Tradução de Matias Rebello Cardomingo do texto originalmente publicado pela BBC.

O governo americano comprou quase toda a produção projetada para os próximos três meses do tratamento para Covid-19, remdesivir, produzido pela companhia americana Gilead.

O Departamento de Saúde dos EUA anunciou na terça-feira que concordou em comprar 500.000 doses para uso em hospitais americanos.

Os testes sugerem que o remdesivir reduz o tempo de recuperação, embora ainda não esteja claro se melhora as taxas de sobrevivência.

A Gilead assinou um contrato de licenciamento em maio para produção fora dos EUA, mas ainda está nos estágios iniciais.

"O presidente Trump fez um acordo incrível para garantir que os americanos tenham acesso à primeira terapêutica autorizada para a Covid-19", disse o secretário do Departamento de Saúde e Serviços Humanos, Alex Azar, em comunicado.

Um ciclo de tratamento nos EUA custará US$ 2.340 (mais de R$ 13 mil).
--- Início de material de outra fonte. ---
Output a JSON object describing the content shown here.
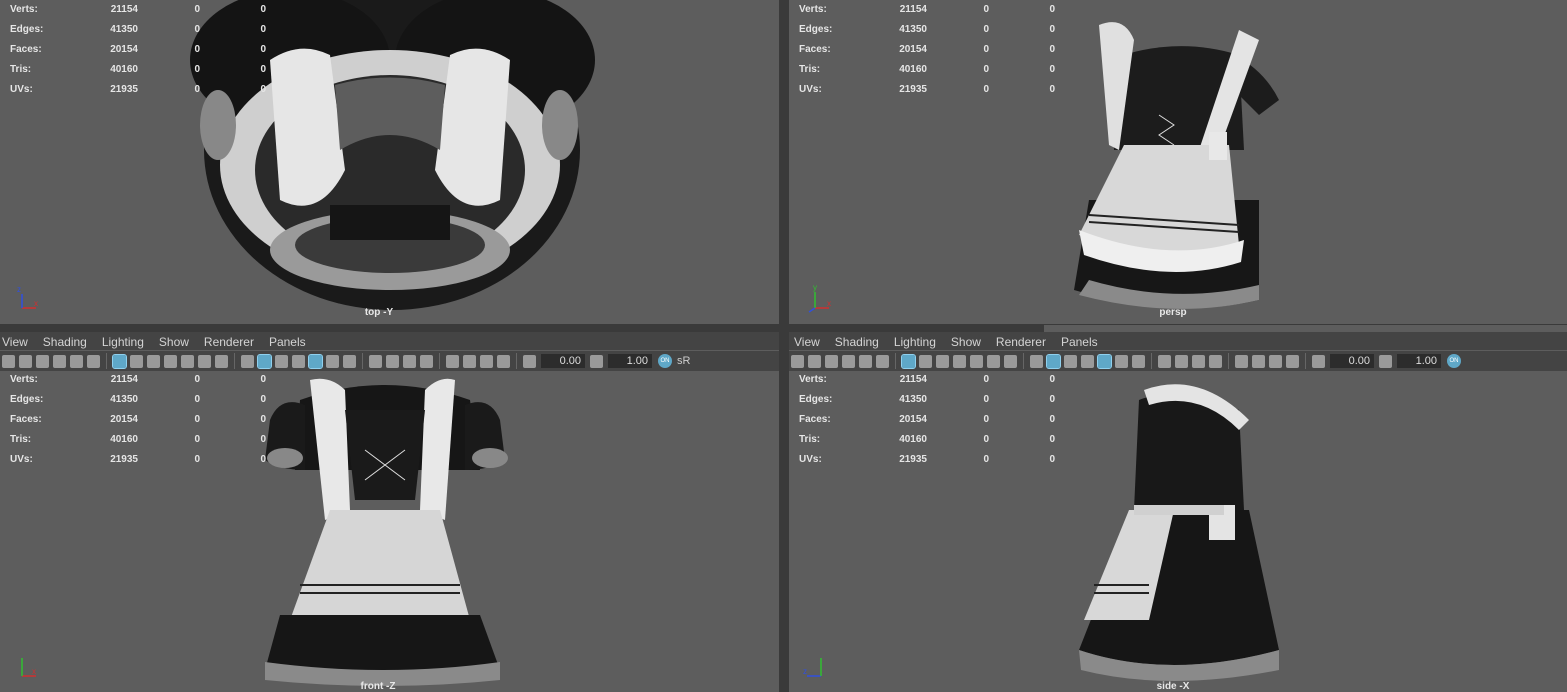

Nove empresas podem fabricar o medicamento sob licença fora dos EUA para distribuição em 127 países, em sua maioria, mais pobres, a um custo menor. Mas o projeto ainda está em seus estágios iniciais.

Quantidades adicionais estão sendo fabricadas para uso em ensaios clínicos.

Mas os críticos dizem que a decisão dos EUA de comprar o estoque da Gilead prejudica a cooperação internacional no combate à Covid, já que outros países participaram de testes com remdesivir, originalmente um antiviral contra o Ebola.

"O estudo que deu o resultado que permitiu ao remdesivir vender sua droga não foi realizado apenas nos EUA. Havia pacientes de outros países europeus, também no Reino Unido, e internacionalmente, no México e em outros lugares", disse Peter Horby, professor da Universidade de Oxford, à BBC Radio 4.

Ele disse que a mudança também tem implicações para qualquer possível vacina futura, com a necessidade de "uma estrutura institucional muito mais forte se formos desenvolver vacinas que poderão ser usadas para emergências nacionais".

Ohid Yaqub, professor da Universidade de Sussex, disse: "Isso indica claramente uma falta de vontade de cooperar com outros países, tendo um efeito de desacelerar acordos internacionais sobre direitos de propriedade intelectual".

Alguns nos EUA criticaram o preço de compra, pois o dinheiro dos contribuintes ajudou a financiar o desenvolvimento do remdesivir.

Os EUA estão entre vários países para aprovar o remdesivir para uso no combate à Covid-19.

A União Europeia deve aprovar esta semana, de acordo com o Ministério da Saúde da Alemanha.

A Alemanha diz que possui suprimentos suficientes do medicamento e espera poder adquirir mais da Gilead no futuro.

No Reino Unido, o Departamento de Saúde disse que tinha o suficiente para tratar todos os pacientes do Serviço Nacional de Saúde que precisassem.

Oferta reduzida

Richard Warry

Embora exista uma preocupação internacional de os EUA comprarem quase todos os suprimentos de remdesivir, devemos lembrar que a Gilead é uma empresa norte-americana e que o país registrou o maior número de casos e mortes por Covid-19.

Segundo a legislação dos EUA, a exportação de medicamentos considerados essenciais para o tratamento de pacientes em uma emergência de saúde pública pode ser proibida - e muitos outros países, incluindo o Reino Unido, têm disposições legais semelhantes.

A Gilead estabeleceu acordos de licenciamento voluntário com vários fabricantes em todo o mundo, com o objetivo de produzir o medicamento para uso em países em desenvolvimento.

Considerando casos extremos, também existe um mecanismo de licenciamento obrigatório que pode permitir que os países ignorem os direitos de propriedade intelectual de Gilead e fabriquem suas próprias versões genéricas do medicamento.

Entretanto, o acordo nos EUA inevitavelmente significará que, nos próximos três meses, pelo menos a droga - uma das únicas duas que até agora provaram benefícios comprovados para pacientes gravemente doentes com a Covid-19 - será escassa em muitos outros países. O Reino Unido, no entanto, diz que atualmente possui estoques suficientes para os pacientes que precisam.